# Josymir maltese!!!



## Alex (Jul 29, 2011)

*HEY! :w00t:* Does anyone know the exact city or town, Josymir is located in? I'm trying to find out how far she is from my house....:supacool::tender:


----------



## MaryH (Mar 7, 2006)

Why not just call or email her and ask? Honestly, I would not be happy if someone posted even my town on the internet.


----------



## Sylie (Apr 4, 2011)

Following Mary's remark...I can say it is not far from Pittsburg.


----------



## CrystalAndZoe (Jul 11, 2006)

MaryH said:


> Why not just call or email her and ask? Honestly, I would not be happy if someone posted even my town on the internet.

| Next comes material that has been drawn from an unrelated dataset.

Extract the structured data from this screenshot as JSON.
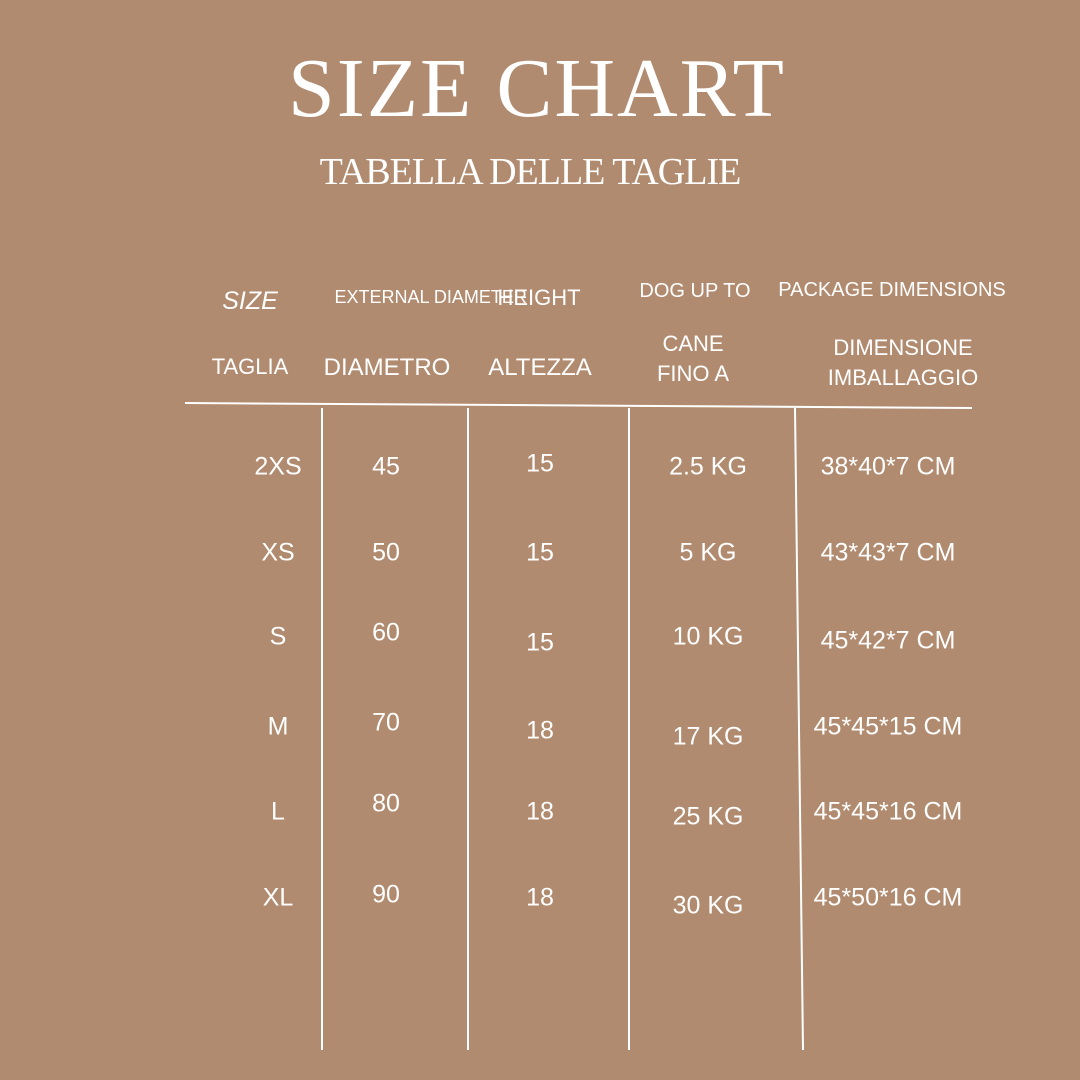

She's very good at returning emails. I had considered getting a baby from her at one time. Then fate had me meeting my Callie at the dog show in Chicago.


----------



## Alex (Jul 29, 2011)

Thanks guys! I just emailed her with a couple questions..


----------



## Lacie's Mom (Oct 11, 2006)

Her city is on her website under the Contact Us Button.


----------



## Snuggle's Mom (Jan 3, 2008)

I believe that the Breeder that you are looking for is in Greensburg, PA and that is not far from Pittsburgh,PA


----------



## Maltbabe (Oct 10, 2010)

*Facebook*

Hi:

I just saw that she had a litter of cutisima Malts yesterday.:thumbsup:


----------



## yorkieville (May 9, 2005)

Maltbabe said:


> Hi:
> 
> I just saw that she had a litter of cutisima Malts yesterday.:thumbsup:


Yes, and the girls are adorable, and Josy is keeping both of them.


----------



## aprilb (Jul 9, 2010)

Yep, she's keeping these two.:thumbsup:


----------



## almitra (Apr 24, 2009)

Love looking at new babies, don't you?


----------